Mit dieser Einführung beginnt "Was das Nashorn sah, als es auf die andere Seite des Zaunes schaute", ein Stück, das in etwas mehr als einer Stunde die Geschichte eines jungen Bären erzählt, der, kaum angekommen, den ganzen Zoo mit seinen Fragen zur Aufruhr bringt. Und wer genau sind eigentlich diese Zebrawesen? Und warum stinkt es hier so?

Die Aufführung bringt eine unerwartete Ernsthaftigkeit mit sich, die jedoch immer wieder durch witzige Szenen und Tanzeinlagen aufgelockert wird. Der ständige Rollenwechsel der Schauspieler ermöglicht es, ein umfassendes Bild der Meinungen der Zootiere zum Geschehen im gegenüberliegenden Konzentrationslager Buchenwald zu erhalten, ohne dabei den Überblick zu verlieren. Zudem schaffen die vier Darsteller es, den Zuschauer emotional mitzureißen. Auch die Kostüme tragen zur Handlung bei, so werden diese mal als Requisite verwendet, mal helfen sie Charakter und Ansichten der Tiere zu unterstreichen.
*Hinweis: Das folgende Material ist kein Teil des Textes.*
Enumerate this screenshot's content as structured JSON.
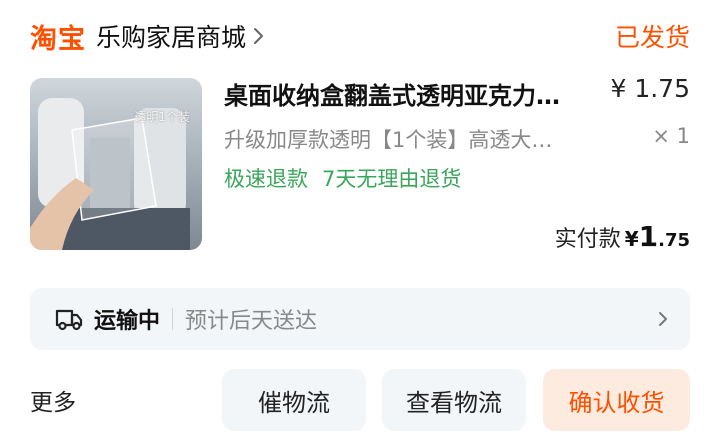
{
  "header": {
    "brand": "淘宝",
    "shop_name": "乐购家居商城",
    "order_status": "已发货"
  },
  "item": {
    "image_label": "透明1个装",
    "title": "桌面收纳盒翻盖式透明亚克力…",
    "price": "¥ 1.75",
    "sku": "升级加厚款透明【1个装】高透大…",
    "quantity": "× 1",
    "tags": [
      "极速退款",
      "7天无理由退货"
    ]
  },
  "payment": {
    "label": "实付款",
    "currency": "¥",
    "integer": "1",
    "decimal": ".75"
  },
  "logistics": {
    "status": "运输中",
    "detail": "预计后天送达"
  },
  "actions": {
    "more": "更多",
    "remind": "催物流",
    "track": "查看物流",
    "confirm": "确认收货"
  },
  "colors": {
    "accent": "#ff5000",
    "tag_green": "#3aa65a",
    "panel_bg": "#f3f6f9"
  }
}
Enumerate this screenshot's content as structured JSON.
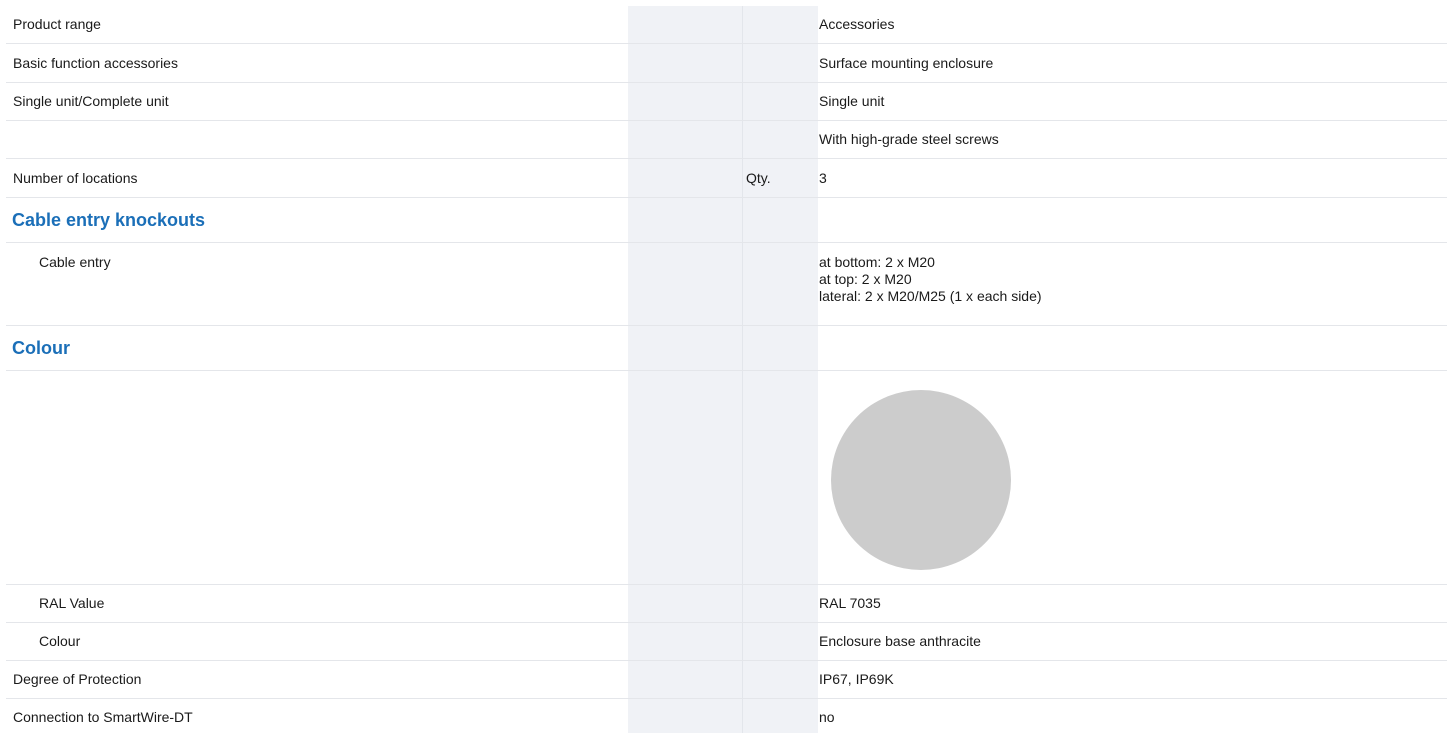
{
  "rows": [
    {
      "label": "Product range",
      "unit": "",
      "value": "Accessories"
    },
    {
      "label": "Basic function accessories",
      "unit": "",
      "value": "Surface mounting enclosure"
    },
    {
      "label": "Single unit/Complete unit",
      "unit": "",
      "value": "Single unit"
    },
    {
      "label": "",
      "unit": "",
      "value": "With high-grade steel screws"
    },
    {
      "label": "Number of locations",
      "unit": "Qty.",
      "value": "3"
    }
  ],
  "cable_entry": {
    "heading": "Cable entry knockouts",
    "label": "Cable entry",
    "lines": [
      "at bottom: 2 x M20",
      "at top: 2 x M20",
      "lateral: 2 x M20/M25 (1 x each side)"
    ]
  },
  "colour_section": {
    "heading": "Colour",
    "swatch_color": "#cccccc",
    "ral_label": "RAL Value",
    "ral_value": "RAL 7035",
    "colour_label": "Colour",
    "colour_value": "Enclosure base anthracite"
  },
  "bottom_rows": [
    {
      "label": "Degree of Protection",
      "value": "IP67, IP69K"
    },
    {
      "label": "Connection to SmartWire-DT",
      "value": "no"
    }
  ],
  "colors": {
    "heading": "#1b6fb8",
    "shaded_column": "#f0f2f6",
    "row_border": "#e4e6ea"
  }
}
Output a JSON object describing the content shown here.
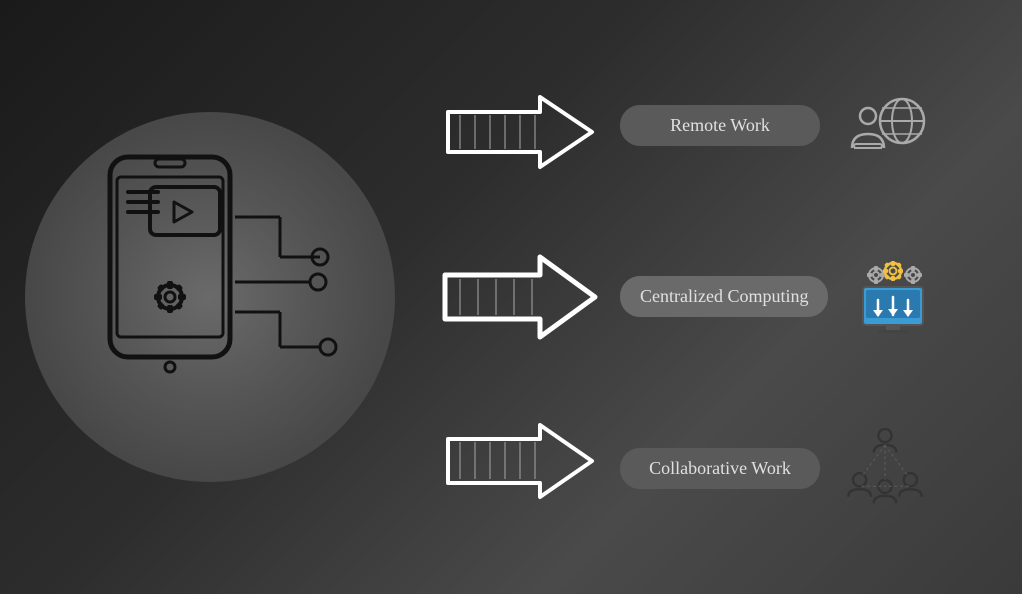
{
  "items": [
    {
      "label": "Remote Work",
      "active": false,
      "icon": "remote-work-icon"
    },
    {
      "label": "Centralized Computing",
      "active": true,
      "icon": "centralized-computing-icon"
    },
    {
      "label": "Collaborative Work",
      "active": false,
      "icon": "collaborative-work-icon"
    }
  ],
  "colors": {
    "background_start": "#1a1a1a",
    "background_end": "#4a4a4a",
    "circle_bg": "#555555",
    "pill_inactive": "#5a5a5a",
    "pill_active": "#6a6a6a",
    "text": "#e0e0e0"
  }
}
Unterlegt wird das Ganze von passender Musik und Soundeffekten.

Insgesamt war das Stück nicht nur voller Witz und Überraschungsmomenten, sondern regte schlussendlich auch zum Nachdenken an. Ohne Zweifel ein Erlebnis, das man nicht verpassen sollte und das den ein oder anderen magischen Moment bereithält.